Hier sammeln wir für Sie Informationen über relevante Studien zum Thema Männliches und weibliches Prinzip, Unterschiede in Denken und Verhalten, Ursachen der Wirtschaftskrise aus Gendersicht etc. Wenn Sie solche Studien kennen, bitte schicken Sie sie uns, dann werden wir sie hier veröffentlichen, an: ideen@frauen-retten-die-welt.de
Führen Frauen wirklich anders? Und haben Unternehmen etwas davon, wenn sie Frauen in entscheidenden Positionen haben? Diese Fragen hat das Beratungsunternehmen McKinsey 2007 in der Studie "Women Matter" untersucht. Hier ein Video über die Ergebnisse.

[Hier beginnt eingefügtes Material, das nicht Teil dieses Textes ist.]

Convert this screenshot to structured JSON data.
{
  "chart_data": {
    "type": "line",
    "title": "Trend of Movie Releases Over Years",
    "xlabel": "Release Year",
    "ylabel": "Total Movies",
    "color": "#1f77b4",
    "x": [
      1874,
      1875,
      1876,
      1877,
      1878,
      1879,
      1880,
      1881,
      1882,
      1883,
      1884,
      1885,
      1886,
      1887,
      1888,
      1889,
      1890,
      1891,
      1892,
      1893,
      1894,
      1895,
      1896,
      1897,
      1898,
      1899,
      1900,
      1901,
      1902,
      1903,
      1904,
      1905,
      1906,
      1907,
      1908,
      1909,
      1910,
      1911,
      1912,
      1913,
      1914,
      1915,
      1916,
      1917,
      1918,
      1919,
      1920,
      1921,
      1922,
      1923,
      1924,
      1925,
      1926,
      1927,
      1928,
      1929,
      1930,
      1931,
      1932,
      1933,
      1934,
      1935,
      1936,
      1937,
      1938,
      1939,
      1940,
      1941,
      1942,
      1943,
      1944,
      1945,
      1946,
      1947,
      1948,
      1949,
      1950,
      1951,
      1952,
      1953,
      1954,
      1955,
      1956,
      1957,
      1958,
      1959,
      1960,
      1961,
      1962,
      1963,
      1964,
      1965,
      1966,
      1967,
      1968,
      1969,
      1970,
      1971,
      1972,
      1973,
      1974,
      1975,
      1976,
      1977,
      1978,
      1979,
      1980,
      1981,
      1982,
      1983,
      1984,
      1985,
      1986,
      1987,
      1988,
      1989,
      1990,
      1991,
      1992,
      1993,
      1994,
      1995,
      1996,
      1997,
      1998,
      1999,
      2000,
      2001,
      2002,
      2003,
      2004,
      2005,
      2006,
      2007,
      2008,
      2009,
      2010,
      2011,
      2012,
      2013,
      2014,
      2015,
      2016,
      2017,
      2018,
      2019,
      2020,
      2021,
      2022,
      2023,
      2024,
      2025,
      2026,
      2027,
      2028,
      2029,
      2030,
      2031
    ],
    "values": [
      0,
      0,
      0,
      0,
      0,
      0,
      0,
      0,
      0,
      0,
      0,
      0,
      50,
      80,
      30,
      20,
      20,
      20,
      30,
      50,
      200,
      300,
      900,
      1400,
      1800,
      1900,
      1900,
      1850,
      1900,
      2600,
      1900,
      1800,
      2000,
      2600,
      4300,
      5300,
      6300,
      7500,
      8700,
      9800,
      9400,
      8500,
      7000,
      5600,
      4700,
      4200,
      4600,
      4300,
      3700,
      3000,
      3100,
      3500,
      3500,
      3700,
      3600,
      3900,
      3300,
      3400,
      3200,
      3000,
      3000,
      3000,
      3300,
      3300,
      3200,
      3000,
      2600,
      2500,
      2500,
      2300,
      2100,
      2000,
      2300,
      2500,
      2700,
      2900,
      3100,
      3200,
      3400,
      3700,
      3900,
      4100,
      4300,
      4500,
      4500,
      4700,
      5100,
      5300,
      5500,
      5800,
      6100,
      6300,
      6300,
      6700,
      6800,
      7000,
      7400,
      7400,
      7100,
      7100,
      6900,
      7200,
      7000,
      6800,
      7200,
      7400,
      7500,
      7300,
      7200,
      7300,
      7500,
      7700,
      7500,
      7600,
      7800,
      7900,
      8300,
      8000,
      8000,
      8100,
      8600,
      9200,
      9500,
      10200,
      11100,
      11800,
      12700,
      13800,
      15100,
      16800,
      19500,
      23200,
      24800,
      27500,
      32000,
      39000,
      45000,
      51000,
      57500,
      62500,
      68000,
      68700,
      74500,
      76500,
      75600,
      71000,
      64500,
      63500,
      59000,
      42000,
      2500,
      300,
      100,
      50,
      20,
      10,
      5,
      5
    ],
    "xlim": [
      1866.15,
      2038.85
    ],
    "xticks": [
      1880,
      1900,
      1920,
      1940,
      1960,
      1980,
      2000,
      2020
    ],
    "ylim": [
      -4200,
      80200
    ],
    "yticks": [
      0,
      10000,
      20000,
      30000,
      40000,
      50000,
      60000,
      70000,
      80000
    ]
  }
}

Für eine Studie haben Forscher der Harvard University, Stockholm School of Economics sowie weiteren Universitäten 98 männlichen Versuchspersonen jede Menge Spielgeld in die Hand gedrückt für ein Investitionsspiel: Dabei konnte Geld gewonnen, aber natürlich auch verloren werden.
Im Laufe der Studie zeichnete sich schnell ab, dass Männer mit einer hohen Testosteron-Konzentration im Blut eher bereit waren, ein Risiko einzugehen und Warnungen leichter in den Wind schlugen. Diese Verhaltensweise schlug sich auch statistisch nieder: Ein 30 Prozent höherer Testosteronspiegel führte zu höheren Investitionen von 10 Prozent im Vergleich zu den anderen Studienteilnehmern.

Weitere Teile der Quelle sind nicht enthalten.